Crate backed_data

Source
Expand description

Cache data outside memory, loading in when referenced.

You may want a more standard data storage solution! See alternatives to make sure another approach doesn’t fit your case better.

This crate uses some unsafe code on certain features (not the default features). See unsafe_usage for the listing and explanations. Dependencies are listed and explained in deps. features runs down selecting which of the (many) features to use.

§Motivating Example

More examples that demonstrate more complex uses are in examples.

Assume that you have some LargeStruct that takes up significant storage and can be reduced to a smaller representation for searching. If it is stored in a collection where only a small number of elements are used, keeping them all loaded in memory wastes system resources. A vector store is one such structure. This example assumes a large, hashable type with only a few entries accessed.

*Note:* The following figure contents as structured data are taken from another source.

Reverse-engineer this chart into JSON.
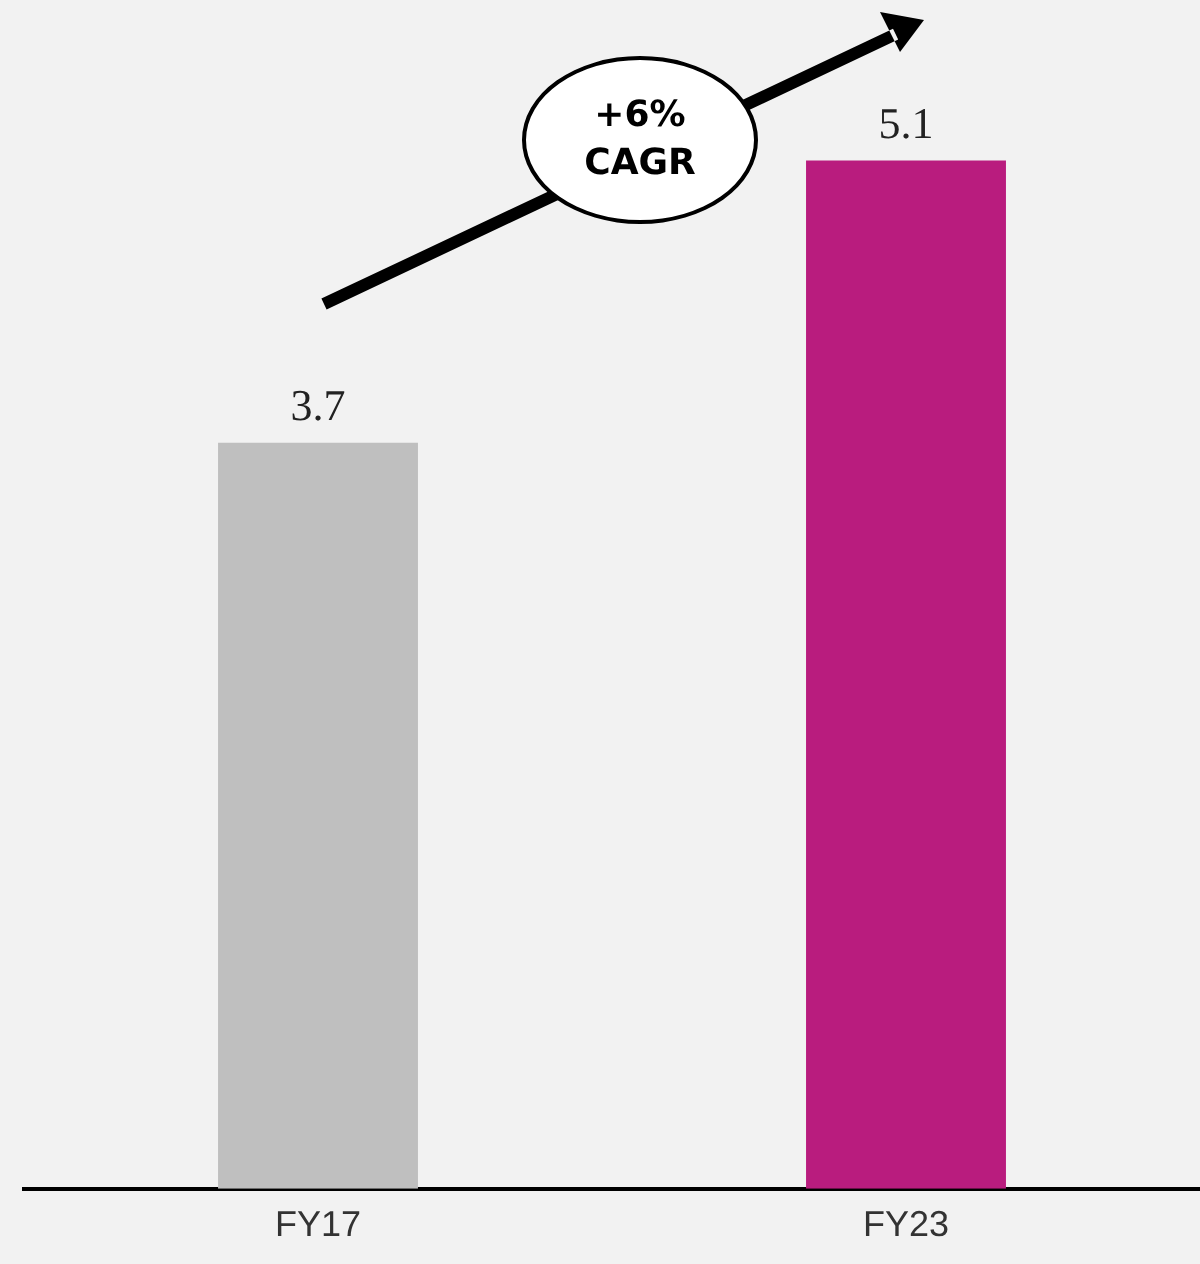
{
  "chart_data": {
    "type": "bar",
    "categories": [
      "FY17",
      "FY23"
    ],
    "values": [
      3.7,
      5.1
    ],
    "colors": [
      "#bfbfbf",
      "#b91c7e"
    ],
    "data_labels": true,
    "annotations": [
      "+6% CAGR"
    ],
    "grid": false,
    "legend": false
  }
}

#[cfg(all(feature = "bincode", feature = "array"))] {
    use std::{
        env::temp_dir,
        iter::from_fn,
    };

    use serde::{Serialize, Deserialize};

    use backed_data::{
        entry::{
            disks::Plainfile,
            formats::BincodeCoder,
        },
        array::VecBackedArray,
    };

    #[derive(Debug, PartialEq, Eq, Serialize, Deserialize)]
    struct LargeStruct {
        val: u8,
        ...
    };

    impl LargeStruct {
        fn new_random() -> Self {
              ...
        }
    }

    const NUM_BACKINGS: usize = 1_000;
    const ELEMENTS_PER_BACKING: usize = 1_000;

    // This application only needs to find three random elements.
    let query = [0, 10_000, 50_000];

    // Do not use a temporary directory in real code.
    // Use some location that actually guarantees memory leaves RAM.
    let backing_dir = temp_dir().join(BACKING_PATH);
    std::fs::create_dir_all(&backing_dir).unwrap();

    // Define a backed array using Vec.
    let mut backing = VecBackedArray
        ::<LargeStruct, Plainfile, BincodeCoder<_>>::
        new();

    // Build the indices and backing store in 1,000 item chunks.
    for _ in 0..NUM_BACKINGS {
        let chunk_data: Vec<_> = from_fn(|| Some(LargeStruct::new_random()))
            .take(ELEMENTS_PER_BACKING)
            .collect();

        // This is handled automatically by `DirectoryBackedArray` types.
        let target_file = backing_dir.join(uuid::Uuid::new_v4().to_string()).into();

        // Add a new bincode-encoded file that stores 1,000 elements.
        // After this operation, the elements are on disk only (chunk_data
        // is dropped by scope rules).
        backing.append(chunk_data, target_file, BincodeCoder::default()).unwrap();
    }

    // Query for three elements. At most 3,000 elements are loaded, because
    // the data is split into 1,000 element chunks. Only 2,997 useless
    // elements are kept in memory, instead of 99,997.
    let results: Vec<_> = query
        .iter()
        .map(|q| backing.get(*q))
        .collect();
}

§Usage

The core structure is entry::BackedEntry, which is wrapped by array and directory. It should be pointed at external data to load when used. That data will remain in memory until unloaded (so subsequent reads avoid the cost of decoding). Try to only unload in one of the following scenarios:

  • The data will not be read again.
  • The program’s heap footprint needs to shrink.
  • The external store was modified by another process.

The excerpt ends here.